Part of that is because its velocity is down a full mph from last season; while 95.5 mph is nothing to sneeze at, the unfortunate fact is that you get away with fewer mistakes at 96.5 mph than you do at 95.5 mph. At the same time, Cease is also throwing it in the zone a bit more, which isn’t necessarily great when your fastball is getting more hittable. But that’s what happens when a pitcher throws their lead pitch in the dirt a quarter of the time: They get in counts where they need to throw a fastball over to plate just to stay in an at-bat.

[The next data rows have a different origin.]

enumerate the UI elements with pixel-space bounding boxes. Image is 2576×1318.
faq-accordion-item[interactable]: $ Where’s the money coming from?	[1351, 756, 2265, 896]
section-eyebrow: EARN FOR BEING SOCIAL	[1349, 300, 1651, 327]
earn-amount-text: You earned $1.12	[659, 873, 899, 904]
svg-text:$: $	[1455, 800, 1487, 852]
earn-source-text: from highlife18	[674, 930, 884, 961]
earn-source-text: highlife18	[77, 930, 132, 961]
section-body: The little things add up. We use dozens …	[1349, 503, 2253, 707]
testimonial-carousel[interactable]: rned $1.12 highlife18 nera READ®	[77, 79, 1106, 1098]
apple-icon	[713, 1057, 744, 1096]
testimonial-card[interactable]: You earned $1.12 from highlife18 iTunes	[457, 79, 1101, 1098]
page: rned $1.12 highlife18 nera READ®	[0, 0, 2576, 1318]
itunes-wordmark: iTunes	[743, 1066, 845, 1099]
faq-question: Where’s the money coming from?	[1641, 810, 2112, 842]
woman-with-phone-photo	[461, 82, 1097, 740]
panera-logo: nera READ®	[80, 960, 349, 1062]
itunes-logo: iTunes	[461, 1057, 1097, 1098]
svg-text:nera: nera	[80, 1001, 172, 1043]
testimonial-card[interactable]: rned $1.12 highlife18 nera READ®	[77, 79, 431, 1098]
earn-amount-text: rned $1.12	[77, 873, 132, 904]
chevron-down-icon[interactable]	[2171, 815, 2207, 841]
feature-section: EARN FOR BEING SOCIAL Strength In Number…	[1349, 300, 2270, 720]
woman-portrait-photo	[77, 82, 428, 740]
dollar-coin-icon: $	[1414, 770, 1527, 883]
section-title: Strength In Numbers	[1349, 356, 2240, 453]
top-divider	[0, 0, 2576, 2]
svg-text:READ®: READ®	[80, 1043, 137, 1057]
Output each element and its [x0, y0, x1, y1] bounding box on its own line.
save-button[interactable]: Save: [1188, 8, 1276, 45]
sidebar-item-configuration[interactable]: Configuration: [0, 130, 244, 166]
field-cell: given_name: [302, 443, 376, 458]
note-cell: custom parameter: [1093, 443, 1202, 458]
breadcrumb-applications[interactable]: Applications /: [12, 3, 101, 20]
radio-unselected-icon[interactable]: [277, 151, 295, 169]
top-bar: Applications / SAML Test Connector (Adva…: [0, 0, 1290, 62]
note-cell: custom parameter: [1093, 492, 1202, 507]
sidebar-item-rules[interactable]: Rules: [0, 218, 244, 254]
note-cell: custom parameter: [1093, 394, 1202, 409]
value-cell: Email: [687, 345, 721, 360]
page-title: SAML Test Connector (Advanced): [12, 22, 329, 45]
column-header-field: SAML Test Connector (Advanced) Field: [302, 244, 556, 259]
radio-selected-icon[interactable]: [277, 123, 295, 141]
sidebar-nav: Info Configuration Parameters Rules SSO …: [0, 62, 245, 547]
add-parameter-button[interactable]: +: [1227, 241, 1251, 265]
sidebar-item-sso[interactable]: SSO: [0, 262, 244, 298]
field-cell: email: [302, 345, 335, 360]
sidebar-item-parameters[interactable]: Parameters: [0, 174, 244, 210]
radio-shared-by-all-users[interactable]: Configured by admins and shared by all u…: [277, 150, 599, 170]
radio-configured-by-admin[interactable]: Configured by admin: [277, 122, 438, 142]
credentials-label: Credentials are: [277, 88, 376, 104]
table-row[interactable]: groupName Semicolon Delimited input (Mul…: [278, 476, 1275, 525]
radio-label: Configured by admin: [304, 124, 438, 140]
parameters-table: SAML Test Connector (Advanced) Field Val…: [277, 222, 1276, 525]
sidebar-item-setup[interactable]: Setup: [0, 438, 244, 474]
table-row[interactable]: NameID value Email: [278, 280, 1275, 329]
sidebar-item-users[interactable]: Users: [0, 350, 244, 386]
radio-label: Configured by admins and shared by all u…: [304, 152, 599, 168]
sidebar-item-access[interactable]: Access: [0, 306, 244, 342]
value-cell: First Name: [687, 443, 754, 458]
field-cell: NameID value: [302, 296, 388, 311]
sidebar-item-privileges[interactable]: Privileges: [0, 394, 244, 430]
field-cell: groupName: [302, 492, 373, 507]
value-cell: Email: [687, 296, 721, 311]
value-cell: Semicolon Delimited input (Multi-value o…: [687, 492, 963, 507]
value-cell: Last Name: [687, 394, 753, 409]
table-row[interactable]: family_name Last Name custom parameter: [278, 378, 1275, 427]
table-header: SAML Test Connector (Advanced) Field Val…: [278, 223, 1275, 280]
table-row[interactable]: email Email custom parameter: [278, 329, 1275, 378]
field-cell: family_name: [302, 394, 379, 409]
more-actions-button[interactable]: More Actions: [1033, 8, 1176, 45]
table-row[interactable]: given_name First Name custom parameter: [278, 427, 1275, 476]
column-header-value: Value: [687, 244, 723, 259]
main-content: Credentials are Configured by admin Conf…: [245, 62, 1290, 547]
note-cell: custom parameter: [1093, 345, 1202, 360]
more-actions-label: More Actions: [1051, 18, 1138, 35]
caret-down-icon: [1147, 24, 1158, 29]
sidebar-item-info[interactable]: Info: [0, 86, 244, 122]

MLB: Milwaukee Brewers at Chicago White Sox
Both of Cease’s primary pitches are seeing greatly diminished results in 2023.
Kamil Krzaczynski-USA TODAY Sports

The problem is that hitters are usually waiting for those favorable-count fastballs. It’s clear that there’s something a bit different for Cease’s slider release, and that he’s not in nearly the same groove with it as he was last season. A hitter can also recognize that, and if they’re in a situation where they feel like they have to worry about that wipeout slider a little bit less, well, then they’ll be all the more excited to see that fastball.

None of this even touches Cease’s curveball, which has gotten absolutely lit up this season like nothing he’s ever thrown before. It’s only 15% of his arsenal, though, so the streak of bad batted-ball luck its seen in August is probably the least of his concerns. He’s got all of these other things to iron out. Perhaps fortunately, Cease is in no danger of needing to figure it out under the bright lights of October.